The study was published in June in the Public Library of Science Journal One (PLOS ONE). It explores the effects of ocean acidification, or decreasing pH levels, on the harmful growth of black band disease on hard corals.  Black Band is a bacterium that affects more than 40 coral species worldwide. 

It can move across a reef, simultaneously killing and consuming healthy coral tissue at a rate of several centimeters a day.  Erinn Muller, Ph.D., is the lead author of the report and Manager of Mote’s Coral Health and Disease Research Program.  She said black band can kill off several hundred year-old corals in just a matter of weeks given that some coral species like brain and boulder corals only grow at a rate of a few millimeters per year.  Muller said researchers went into the study thinking that since ocean acidification is harmful to coral, it would make it more susceptible to black band disease, but that was not the case.

“What we saw really surprised us.  It actually reduced the progression rates, albeit only by about 25 percent. So, this disease is still progressing quite rapidly, but it was negatively impacted by low pH,” said Muller.

“So that just gives us insight into the complexity within some of these disease ecologies and how the environment may surprise us in the way that it interact with the pathogenicity of it.”

Muller points out though, that the prevalence of black band disease increases in warmer waters, and since warming ocean temperatures and ocean acidification occur in the natural environment simultaneously, that could lessen the impact of the study’s research findings.

“We have to take this kind of glimmer of hope with a grain of salt because as much as we would love to see reduced virulence of this disease, the way things are changing, it’s probably going to have minimal impact ecologically within our oceans,” said Muller.

Dr.
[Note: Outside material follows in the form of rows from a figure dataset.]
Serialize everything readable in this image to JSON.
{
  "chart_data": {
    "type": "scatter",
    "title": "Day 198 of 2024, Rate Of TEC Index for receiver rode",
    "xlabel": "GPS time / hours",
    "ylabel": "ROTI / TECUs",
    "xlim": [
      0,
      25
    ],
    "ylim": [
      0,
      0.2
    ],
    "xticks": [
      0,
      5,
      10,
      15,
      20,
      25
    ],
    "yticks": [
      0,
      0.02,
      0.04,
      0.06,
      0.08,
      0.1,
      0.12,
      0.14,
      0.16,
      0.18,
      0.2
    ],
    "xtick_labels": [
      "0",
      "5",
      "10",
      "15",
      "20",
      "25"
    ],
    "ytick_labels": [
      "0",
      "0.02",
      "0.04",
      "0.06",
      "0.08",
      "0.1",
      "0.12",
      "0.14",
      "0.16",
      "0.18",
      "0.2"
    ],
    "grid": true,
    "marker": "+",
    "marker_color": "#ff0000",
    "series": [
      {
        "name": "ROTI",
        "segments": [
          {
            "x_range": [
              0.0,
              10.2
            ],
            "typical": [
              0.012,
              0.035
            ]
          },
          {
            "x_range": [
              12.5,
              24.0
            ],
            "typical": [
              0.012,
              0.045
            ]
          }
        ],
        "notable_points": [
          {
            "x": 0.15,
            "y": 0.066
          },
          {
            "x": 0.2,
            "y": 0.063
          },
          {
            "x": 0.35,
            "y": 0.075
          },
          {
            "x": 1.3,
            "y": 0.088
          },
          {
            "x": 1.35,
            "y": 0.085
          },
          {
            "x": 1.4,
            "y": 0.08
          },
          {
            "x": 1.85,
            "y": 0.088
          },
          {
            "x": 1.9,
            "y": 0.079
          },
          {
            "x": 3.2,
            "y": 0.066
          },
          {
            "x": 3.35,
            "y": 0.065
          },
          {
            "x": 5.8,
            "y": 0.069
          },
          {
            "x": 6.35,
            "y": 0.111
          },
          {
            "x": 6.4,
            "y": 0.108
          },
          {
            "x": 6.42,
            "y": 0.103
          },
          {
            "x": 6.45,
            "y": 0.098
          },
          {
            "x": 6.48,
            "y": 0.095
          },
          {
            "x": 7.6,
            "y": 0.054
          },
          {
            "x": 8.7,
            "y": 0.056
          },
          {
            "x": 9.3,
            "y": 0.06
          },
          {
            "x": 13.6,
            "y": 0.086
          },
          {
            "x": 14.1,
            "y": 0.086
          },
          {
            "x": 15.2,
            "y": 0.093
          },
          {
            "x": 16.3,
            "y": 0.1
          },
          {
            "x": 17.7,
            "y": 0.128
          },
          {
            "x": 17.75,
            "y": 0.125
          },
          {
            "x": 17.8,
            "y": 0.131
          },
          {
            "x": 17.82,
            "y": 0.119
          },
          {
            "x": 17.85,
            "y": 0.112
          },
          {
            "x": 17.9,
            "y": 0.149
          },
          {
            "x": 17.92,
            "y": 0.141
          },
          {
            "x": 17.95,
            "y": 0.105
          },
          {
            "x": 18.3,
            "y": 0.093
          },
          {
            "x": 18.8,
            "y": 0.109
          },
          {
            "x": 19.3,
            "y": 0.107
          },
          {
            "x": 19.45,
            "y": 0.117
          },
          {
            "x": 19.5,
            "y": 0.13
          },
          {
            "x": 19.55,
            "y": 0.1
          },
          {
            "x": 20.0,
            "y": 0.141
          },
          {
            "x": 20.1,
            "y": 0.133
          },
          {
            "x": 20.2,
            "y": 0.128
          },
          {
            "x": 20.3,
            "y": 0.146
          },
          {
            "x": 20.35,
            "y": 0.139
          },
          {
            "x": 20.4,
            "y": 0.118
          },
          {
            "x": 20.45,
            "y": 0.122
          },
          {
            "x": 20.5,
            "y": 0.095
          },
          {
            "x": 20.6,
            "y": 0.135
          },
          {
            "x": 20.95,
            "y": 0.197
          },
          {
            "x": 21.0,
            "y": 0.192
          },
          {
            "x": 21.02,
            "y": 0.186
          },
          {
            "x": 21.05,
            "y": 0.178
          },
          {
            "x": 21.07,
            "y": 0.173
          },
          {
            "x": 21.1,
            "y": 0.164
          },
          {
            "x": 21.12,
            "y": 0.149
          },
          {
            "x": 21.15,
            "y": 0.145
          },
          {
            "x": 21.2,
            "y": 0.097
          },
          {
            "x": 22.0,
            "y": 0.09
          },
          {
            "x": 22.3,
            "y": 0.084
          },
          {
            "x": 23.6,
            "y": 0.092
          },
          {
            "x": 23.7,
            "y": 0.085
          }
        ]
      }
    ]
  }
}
Muller says this finding can provide insights into research she and other scientists are doing in the field to investigate possible methods for controlling the spread of black band on wild corals.  “This is the first study that has looked at ocean acidification on a hard coral disease and I’m sure that we’re going to have many more of these projects to come in the future to see how well we can predict coral disease dynamics changing in this changing world.”

Muller said that overall, coral diseases remain a relatively underexplored field of research.  “Coral diseases themselves are still quite a bit of a black box and we’re just trying to even tease apart the major players that could be contributing to some of this mortality,” said Muller. 

“Are they bacteria?  Are they viruses?  Are they fungi?  A lot of the times we still don’t know because the marine environment is so dynamic and difficult to work with in a clinical sense,”

In addition to Mote research staff, this study was supported by researchers with the University of South Carolina, and students from the University of Rhode Island, the University of New Hampshire, the University of Hawaii and Unity College in Maine.

Funding came from the Dart Foundation and the “Protect Our Reefs” grant program, which is supported by the sale of Florida’s “Protect Our Reefs” specialty license plates.